In Our Work many students who are involved with Flow Arts develop a passion for, and an ability to guide their qi. This ability and the process itself is commonly known in Asian traditions as the ‘Microcosmic Orbit, the ‘Self Winding Wheel of the Law’ or the circulation of light. Generally speaking ‘Microcosmic Orbit is a Taoist Qigong or Taoist yoga qi energy cultivation technique. It involves deep breathing exercises in conjunction with meditation and concentration techniques which develop the flow of qi along certain pathways of energy in the human body which may be familiar to those who are studying in Lewis Harrison’s Transmodern Shamanism Academy, Traditional Chinese Medicine, Qigong, T’ai chi ch’uan, Neidan and Taoist alchemy. The exercise can be performed usually at first in a sitting position, but it can also be practiced standing as in Zhan zhuang or with movements included as with T’ai chi ch’uan.
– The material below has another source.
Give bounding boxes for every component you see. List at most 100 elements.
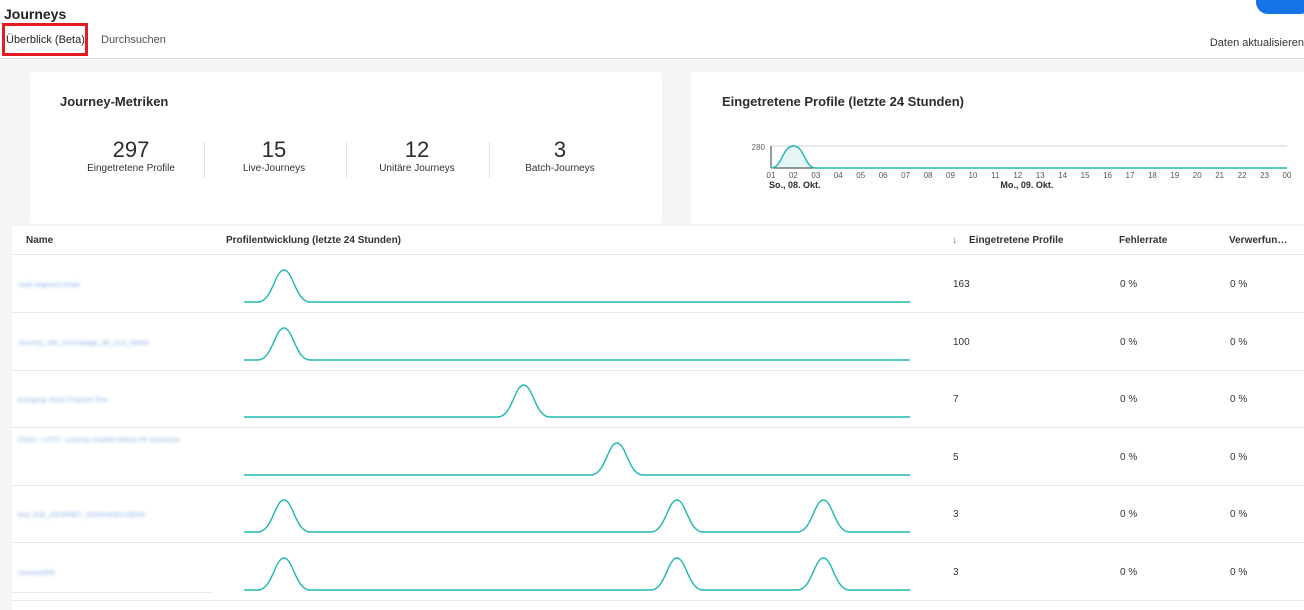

A clear understanding of the microcosmic orbit technique is very important not only because of its historical context in the story of Chinese alchemy but also because it is at the heart of many Taoist and somatic forms of exercise performed throughout the world by many millions of people today.
The history of the Microcosmic orbit dates back to prehistoric times in China, and the underlying principles can be found in various classic Chinese texts including the I Ching.
To practice the Microcosmic Orbit fully, it may be helpful, though not required to learn the various meridians fundamental to Chinese philosophy and Chinese medicine.
In the Microcosmic Orbit normally essence or Jing can flow either way through the eight extra meridians or energy pathways in the body, but in the microcosmic orbit meditation exercise, Jing is encouraged to flow upwards along the Governor vessel during inhalation and then downwards along the conception vessel returning to the Dantian on the exhalation. Dantian, dan t’ian, dan tien or tan t’ien is loosely translated as “elixir field”, “sea of qi”, or simply “energy center”. Dantian, similar to the chakras in Ayurveda are the “qi focus flow centers”, important focal points for meditative and exercise techniques such as qigong, martial arts such as t’ai chi ch’uan, and in traditional Chinese medicine.
The microcosmic orbit can be viewed in the context of a variety of techniques and exercises essential to our work and designed to purify the body physically, mentally, and spiritually, improve health, and prepare the way for the flow arts and the Chinese System of Six Pillars.
These types of exercises, especially when performed by serious students of Our Work are best practiced under the guidance of qualified teachers to help them avoid any pitfalls and misunderstandings along the way rather than copied from books, especially if the subject may have a history of mental illness or emotional imbalance.
More than anything the Macrocosmic orbit technique assists the individual in maintaining a personal sense of autonomy, competence, and relatedness to stay grounded in their bodies and maintain emotional homeostasis. It also enables them to integrate creative, innovative, and critical thinking.